Até que o tempo fechou
O golpe militar que se consumou no dia 1º de abril de 64 foi apoiado maciçamente pela imprensa, menos pelo diário Última Hora, fiel ao governo deposto. Mas, pouco a pouco, muitos desses jornais foram passando para a oposição, procurando driblar a censura, fazendo vazar a informação nas entrelinhas, nos efeitos gráficos do "jogo de armar" da diagramação.
O Jornal do Brasil, do Rio de Janeiro, deu significativos exemplos dessa "arte de resistência".
O noticiário sobre a promulgação do AI-5, em 1968, entre outros artifícios textuais, foi ilustrado com uma extemporânea fotografia da expulsão do jogador Garrincha, na Copa de 62. O atleta era popularmente conhecido como "a alegria do povo".
Em 1973, proibido de dar manchetes ou fotos sobre o assassinato do presidente chileno Salvador Allende, o editor-chefe decidiu ocupar toda a primeira página com um texto composto no maior tamanho de letra disponível. A montagem gráfica produziu um efeito impactante, sugerindo tanto uma mão espalmada, em gesto de defesa, quanto um punho cerrado, em atitude de resistência.

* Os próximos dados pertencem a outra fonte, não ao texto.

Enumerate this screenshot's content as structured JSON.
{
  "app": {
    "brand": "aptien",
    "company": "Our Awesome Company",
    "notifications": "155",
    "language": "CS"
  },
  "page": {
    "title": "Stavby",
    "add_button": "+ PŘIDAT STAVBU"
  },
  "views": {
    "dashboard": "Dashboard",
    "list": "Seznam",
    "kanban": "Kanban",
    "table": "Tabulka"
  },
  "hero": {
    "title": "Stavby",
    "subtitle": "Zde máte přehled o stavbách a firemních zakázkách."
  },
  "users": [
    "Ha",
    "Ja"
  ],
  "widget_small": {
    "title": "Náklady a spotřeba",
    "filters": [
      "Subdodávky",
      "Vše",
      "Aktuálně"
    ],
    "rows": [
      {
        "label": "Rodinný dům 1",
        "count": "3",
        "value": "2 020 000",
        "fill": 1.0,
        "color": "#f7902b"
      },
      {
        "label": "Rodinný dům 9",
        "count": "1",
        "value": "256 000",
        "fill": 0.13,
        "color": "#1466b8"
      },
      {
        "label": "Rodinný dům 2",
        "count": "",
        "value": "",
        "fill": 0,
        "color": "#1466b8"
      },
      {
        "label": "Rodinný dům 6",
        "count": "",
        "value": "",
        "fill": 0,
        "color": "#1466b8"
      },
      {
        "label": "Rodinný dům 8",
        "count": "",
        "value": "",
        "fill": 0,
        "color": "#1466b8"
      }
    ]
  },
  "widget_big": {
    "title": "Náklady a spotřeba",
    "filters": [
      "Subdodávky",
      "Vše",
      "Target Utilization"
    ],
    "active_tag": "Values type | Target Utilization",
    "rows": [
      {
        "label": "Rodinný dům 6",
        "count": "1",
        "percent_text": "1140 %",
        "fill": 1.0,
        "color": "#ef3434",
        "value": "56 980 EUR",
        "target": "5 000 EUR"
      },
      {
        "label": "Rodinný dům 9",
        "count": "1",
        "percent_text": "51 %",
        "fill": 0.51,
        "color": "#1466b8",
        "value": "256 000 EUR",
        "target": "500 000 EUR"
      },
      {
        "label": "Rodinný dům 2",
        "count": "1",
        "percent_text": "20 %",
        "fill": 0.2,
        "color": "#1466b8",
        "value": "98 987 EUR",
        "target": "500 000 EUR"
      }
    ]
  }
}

O clima de euforia gerado pela conquista do tricampeonato mundial de futebol e os ganhos econômicos do "Milagre Brasileiro" - expectativa de ascensão social e um "fusquinha" na garagem - conviveram com o auge da repressão ideológica e política.
Ao vivo, Congresso fechado. Nos bastidores, tortura e morte
A crise financeira mundial decorrente da crise do petróleo, a partir de 1974, impôs o lento caminho da abertura "gradual e segura", abalada pelos episódios dos assassinatos, na carceragem do II Exército, em São Paulo, do jornalista Vladimir Herzog e do operário Manuel Fiel Filho.
Igrejas, agremiações populares, as sedes da OAB e ABI e bancas de jornais que vendiam publicações da imprensa alternativa e "comunista" sofreram atentados. Até que, no show em homenagem ao 1º de Maio de 1981, literalmente, a bomba explodiu... no colo dos militares do Exército emboscados no estacionamento.
O atentado do Riocentro foi o divisor de águas do terror de direita.
A apuração jornalistica, JB à frente, expôs a farsa do discurso oficial, sustentada pelo comando do I Exército. Nessa versão, pioneira fake news, eram "terroristas de esquerda" os responsáveis pelo ato criminoso.
Em 1982, o país reconquistou, em parte, o direito de voto. Na cobertura das eleições para o governo do Estado do Rio de Janeiro, vencida por Leonel Brizola, foi também um marco na história da imprensa. O caso "Proconsult", um esquema de fraude para beneficiar o candidato da ditadura, foi desvendado pelo "sistema JB" (rádio e jornal), garantindo a lisura e o respeito à vontade do cidadão.
A campanha pelas "Diretas Já", a partir de 1983, reuniu multidões em grandes eventos na Candelária, no Rio de Janeiro e na Praça da Sé, em São Paulo, expôs fraturas e jogos de poder no campo jornalístico: uns empenhados na cobertura independente, outros insistindo em mistificar o irreversível movimento de retorno às normalidades democráticas.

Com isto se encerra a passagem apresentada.